Forex forecast: MACD indicator is in the positive area for the pair GBP/USD, however it started to go down slowly, indicating the beginning of a pair sell signal. Stochastic Oscillator still remains in the oversold zone, however it started to form a pair buy signal.
Forex recommendations: off the market.
Feasible event scenario at Forex: in case of breakdown at the level of 1.6100 the pair will go to 1.6140 and 1.6180. If an upward breakdown will not take place the pair will continue to consolidate in the range.
It is worth noting that such development is quite possible, since the Pound will be tightly correlated with the Euro that is under significant pressure.
As the newspaper “The Telegraph” wrote today, British inflation has been experiencing increased pressure which will be demonstrated in the official statistics, scheduled for the release on Tuesday. Economist of the edition believes that index of retail prices can soar to the 20- year highs.
The key event for the Pound last week was the meeting of the Bank of England, which, however, did not bring any surprises, since the rate was left at the level of 0.5% per annum as well as the volume of assets redemption program (200 billion pounds). However, market believes that the regulator will have to start monetary policy tightening due to the high levels of inflation. According to estimates of the British economist Roger Bootle, the Bank of England will announce the increase of the rate in May this year.

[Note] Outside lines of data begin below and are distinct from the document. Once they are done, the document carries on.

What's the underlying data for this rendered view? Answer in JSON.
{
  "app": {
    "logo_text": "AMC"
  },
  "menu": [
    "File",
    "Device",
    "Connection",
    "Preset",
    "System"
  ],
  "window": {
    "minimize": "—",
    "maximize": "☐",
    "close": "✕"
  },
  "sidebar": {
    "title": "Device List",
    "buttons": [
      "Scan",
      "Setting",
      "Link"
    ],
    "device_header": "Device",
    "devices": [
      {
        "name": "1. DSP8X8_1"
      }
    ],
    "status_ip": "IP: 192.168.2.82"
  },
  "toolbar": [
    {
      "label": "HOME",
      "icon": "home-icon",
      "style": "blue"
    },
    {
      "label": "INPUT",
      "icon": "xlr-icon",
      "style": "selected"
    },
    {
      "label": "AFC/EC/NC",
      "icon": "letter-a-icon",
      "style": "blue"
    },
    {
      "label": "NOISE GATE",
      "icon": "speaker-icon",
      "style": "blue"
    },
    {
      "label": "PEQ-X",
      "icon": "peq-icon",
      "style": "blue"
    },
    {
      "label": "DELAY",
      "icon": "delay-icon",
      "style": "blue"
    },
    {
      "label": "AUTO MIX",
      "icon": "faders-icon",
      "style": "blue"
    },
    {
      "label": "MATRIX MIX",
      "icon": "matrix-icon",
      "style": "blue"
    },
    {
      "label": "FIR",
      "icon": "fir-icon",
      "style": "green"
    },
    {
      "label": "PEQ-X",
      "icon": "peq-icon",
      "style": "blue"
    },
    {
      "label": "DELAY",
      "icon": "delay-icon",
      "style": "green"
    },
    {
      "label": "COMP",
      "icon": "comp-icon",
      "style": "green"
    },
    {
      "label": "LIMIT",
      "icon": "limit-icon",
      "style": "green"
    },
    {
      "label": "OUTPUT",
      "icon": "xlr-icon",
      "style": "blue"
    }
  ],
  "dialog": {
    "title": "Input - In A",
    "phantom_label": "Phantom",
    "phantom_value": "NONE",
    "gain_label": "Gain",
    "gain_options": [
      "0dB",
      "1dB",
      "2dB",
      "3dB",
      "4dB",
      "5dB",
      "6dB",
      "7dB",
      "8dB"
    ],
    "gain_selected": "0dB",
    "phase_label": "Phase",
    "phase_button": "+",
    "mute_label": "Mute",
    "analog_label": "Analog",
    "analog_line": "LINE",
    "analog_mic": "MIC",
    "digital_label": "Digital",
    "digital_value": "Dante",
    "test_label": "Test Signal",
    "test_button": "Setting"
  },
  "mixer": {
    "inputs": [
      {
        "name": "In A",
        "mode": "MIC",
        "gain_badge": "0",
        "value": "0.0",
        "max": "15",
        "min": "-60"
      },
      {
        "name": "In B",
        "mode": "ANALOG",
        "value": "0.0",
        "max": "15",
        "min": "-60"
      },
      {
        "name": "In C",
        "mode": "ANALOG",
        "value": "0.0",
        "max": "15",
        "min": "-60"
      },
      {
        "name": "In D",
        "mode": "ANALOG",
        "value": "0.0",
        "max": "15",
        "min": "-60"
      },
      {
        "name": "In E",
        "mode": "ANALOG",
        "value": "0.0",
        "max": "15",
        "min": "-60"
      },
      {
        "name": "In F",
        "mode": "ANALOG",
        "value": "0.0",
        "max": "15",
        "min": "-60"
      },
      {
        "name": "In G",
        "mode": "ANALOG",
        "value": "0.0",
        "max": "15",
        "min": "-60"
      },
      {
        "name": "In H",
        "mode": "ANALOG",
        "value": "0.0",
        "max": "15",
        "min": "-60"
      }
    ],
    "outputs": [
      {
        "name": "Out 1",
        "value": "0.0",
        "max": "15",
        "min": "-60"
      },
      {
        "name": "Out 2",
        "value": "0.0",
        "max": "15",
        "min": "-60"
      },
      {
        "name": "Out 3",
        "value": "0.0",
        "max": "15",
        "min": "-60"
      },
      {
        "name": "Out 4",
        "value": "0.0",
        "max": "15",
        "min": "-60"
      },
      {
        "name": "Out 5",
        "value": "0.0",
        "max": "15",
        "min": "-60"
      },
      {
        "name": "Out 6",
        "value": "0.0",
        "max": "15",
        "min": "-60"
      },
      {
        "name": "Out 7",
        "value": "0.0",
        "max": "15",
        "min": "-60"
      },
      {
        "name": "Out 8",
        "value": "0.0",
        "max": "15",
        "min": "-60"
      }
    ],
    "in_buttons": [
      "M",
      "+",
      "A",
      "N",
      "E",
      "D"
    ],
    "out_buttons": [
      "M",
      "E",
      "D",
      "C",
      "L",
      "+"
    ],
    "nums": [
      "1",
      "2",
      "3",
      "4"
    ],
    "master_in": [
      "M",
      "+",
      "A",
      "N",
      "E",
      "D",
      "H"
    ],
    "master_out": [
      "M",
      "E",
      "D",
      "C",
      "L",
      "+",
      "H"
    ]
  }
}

Statistics released earlier was mostly positive: Index of retail prices BRC in January: +2.5% y/y against +2.1% y/y in December; GDP forecast for 2011: CBI: +1.8% against +2.0% for the previous period. “NIESR”, National Institute of Economic and Social Researches expect that the rate will be raised to the level of 1.75% against the current values by the end of 2011. At the same time it has also upgraded its inflation forecast to 3.8% for 2011 against the previous level of 2.8%. It is expected that unemployment rates will increase to 8.7% this year against the current level of 7.8%.